En regard de toutes ces économies, le nouveau livre de José Acquelin nous fait l’effet d’une grande dépense. Après un court poème-passeport, un quatrain d’ouverture intitulé « Visa », ses Mexiquatrains [15] n’alignent pas moins de cent douze de ces strophes de quatre vers. L’ensemble présente une structure bien nette : les poèmes sont de plus en plus longs, deux, trois, quatre, huit, seize, puis trente-deux quatrains pour la pièce centrale, après quoi ça redescend jusqu’au quatrain de clôture, avec une légère entorse à la parfaite égalité des deux « versants » de cette mexicaine pyramide, accroc sans doute intentionnel d’un poète qui ne croit guère aux modèles parfaits. En dépit de cette architecture rigoureuse, c’est l’impression d’un chant continu qui domine, une sorte de psaume profus en vers amples ponctués par l’anaphore et portés par un rythme rapide qui n’est pas sans rapport avec l’automatisme dont procède en partie l’écriture d’Acquelin.

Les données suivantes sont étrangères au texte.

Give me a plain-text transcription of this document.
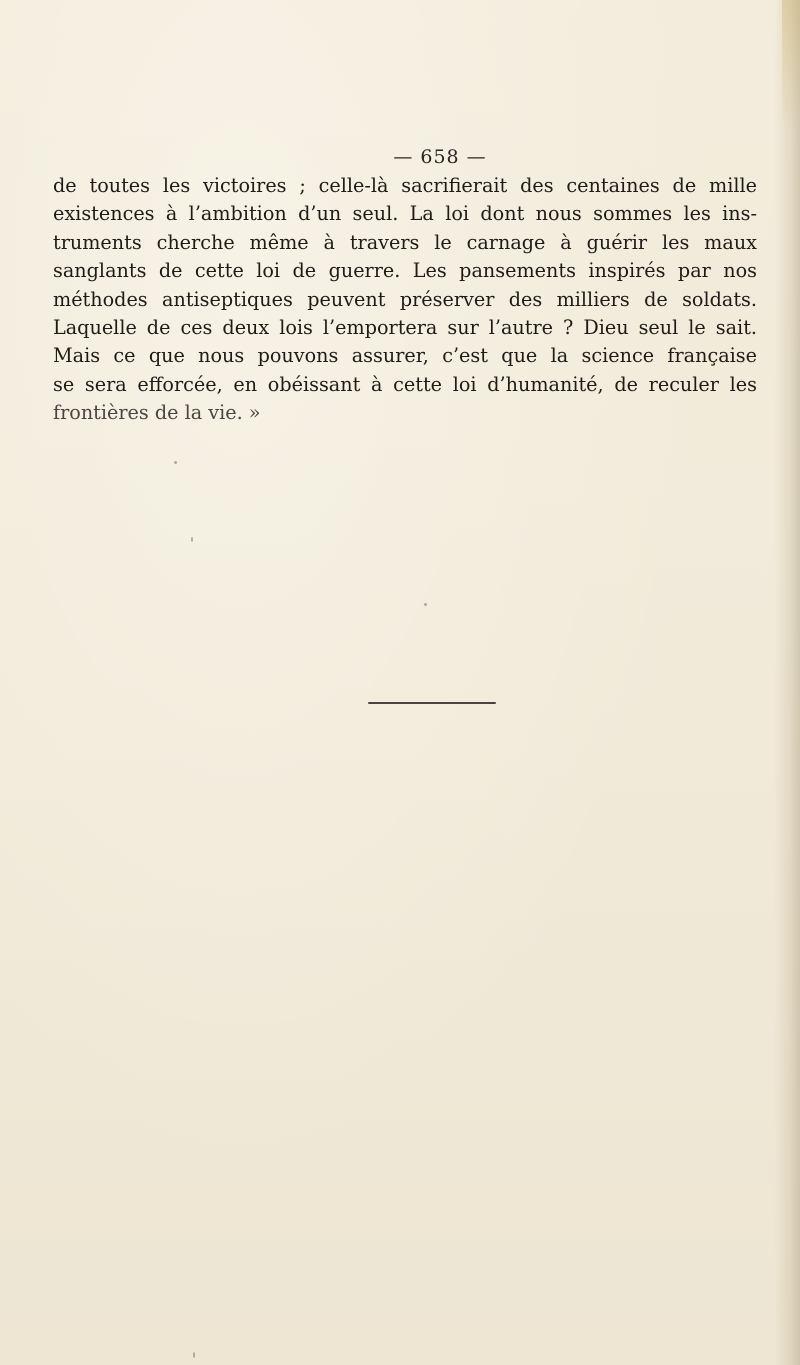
— 658 —
de toutes les victoires ; celle-là sacrifierait des centaines de mille
existences à l’ambition d’un seul. La loi dont nous sommes les ins-
truments cherche même à travers le carnage à guérir les maux
sanglants de cette loi de guerre. Les pansements inspirés par nos
méthodes antiseptiques peuvent préserver des milliers de soldats.
Laquelle de ces deux lois l’emportera sur l’autre ? Dieu seul le sait.
Mais ce que nous pouvons assurer, c’est que la science française
se sera efforcée, en obéissant à cette loi d’humanité, de reculer les
frontières de la vie. »
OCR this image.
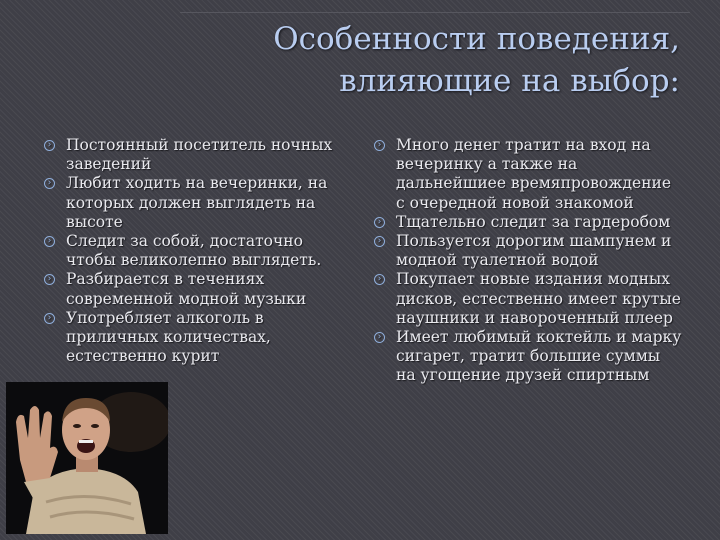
Особенности поведения,
влияющие на выбор:
› Постоянный посетитель ночных заведений
› Любит ходить на вечеринки, на которых должен выглядеть на высоте
› Следит за собой, достаточно чтобы великолепно выглядеть.
› Разбирается в течениях современной модной музыки
› Употребляет алкоголь в приличных количествах, естественно курит
› Много денег тратит на вход на вечеринку а также на дальнейшиее времяпровождение с очередной новой знакомой
› Тщательно следит за гардеробом
› Пользуется дорогим шампунем и модной туалетной водой
› Покупает новые издания модных дисков, естественно имеет крутые наушники и навороченный плеер
› Имеет любимый коктейль и марку сигарет, тратит большие суммы на угощение друзей спиртным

Les Mexiquatrains furent écrits lors d’un séjour à Mexico. La mégapole est au centre de ce livre, avec ses odeurs-saveurs-couleurs, son mescal, son humanité grouillante, son soleil surplombant la pollution générale, tout ce qui peut innerver la sensibilité et l’écriture. Il ne faudrait pas sous-estimer l’importance de ce contexte culturel précis dans la genèse et la composition du livre. Mais Acquelin est aussi ce poète qui, tout habité qu’il soit du nouveau lieu, n’en constate pas moins, d’un même élan, « qu’on n’a pas vécu ». Est-ce à dire qu’on n’aurait pas bougé, malgré les apparences ? Car Mexico, dans la mesure où la poésie y reprend son interrogation essentielle, n’a rien déplacé, ne garantit plus le ravissement (l’enlèvement) rêvé de soi qui pointe à l’horizon des voyages. À preuve ces fréquentes mentions, dans les Mexiquatrains, d’un « je » aussi peu en mouvement que possible, fumeur à la fenêtre, rêveur arrêté devant la pluie (cette « musique d’eau d’avant Haendel »), solitaire occupé aux gestes les plus ordinaires (les moins exotiques-aventuriers), voire les plus désoeuvrés :

juste en dessous de ma fenêtre

par où je fume à la pollution générale

[…]

je vide une autre orange en pensant aux pauvretés

[…]

entre peler une poire et habiller un désespoir

tu peux te recoudre un sixième doigt

[…]

je n’attends personne dans le frais du soir

je pourrais sortir mais je ne suis pas curieux

[…]

je regarde et j’écoute tomber la pluie.

Nous voilà loin des métaphores de globe-trotter, dans un texte d’après les cartes postales. Il y a chez Acquelin un rapport un peu zen au réel, même au plus exotique, qui a sûrement, ici, un rôle à jouer. En réalité, l’expérience du lieu, dans les poèmes de Mexiquatrains, recouvre toujours une expérience du temps, car ici ou ailleurs, nous n’avons pas encore appris à vivre, « nous sommes tous des mauvais élèves des calendriers ». C’est par là que le voyage à Mexico n’a pas donné lieu à un poème de Mexico, mais à une plongée dans une aventure plus « totale », dans ces contrées de l’écriture qui sont aux confins du réel et de l’onirisme, de l’humanisme et de la quête personnelle, du temps présent et d’une histoire plus vaste : « [J]’habite mon enfance à chaque coup de vieux. » Contrées qui étaient déjà celles de L’inconscient du soleil et de Là où finit la terre, à mon avis, et que traversent à leur tour ces Mexiquatrains qui, pour être de l’extrême sud de l’Amérique du Nord, n’en sont pas moins aussi, comme tous les chants qui excèdent leur lieu d’origine, de nulle part. À Mexico non moins qu’à Montréal « le nombre qui m’entoure me fait réfléchir/sur le chiffre que je croyais être ». Les fuseaux horaires ne sont pas déterminants dans les réseaux que tisse la poésie de soi à soi et de près à plus loin. Enfin, et au risque du cliché : ce n’est pas le voyage qui garantit le poème, c’est le poème qui est un voyage, comme « une lumière [qui] passe sur les boulevards de la bonne aventure ».

+

Relisant cette chronique, je m’aperçois de l’abandon (forcé) de mon thème (la brièveté-économie du poème) au moment de commenter le dernier livre. Les poètes, c’est heureux, n’écrivent pas pour les chroniqueurs. Less is more, oui (j’aime la concision de cette litote [16] énonçant un principe et l’illustrant du même coup), mais ou presque, en somme.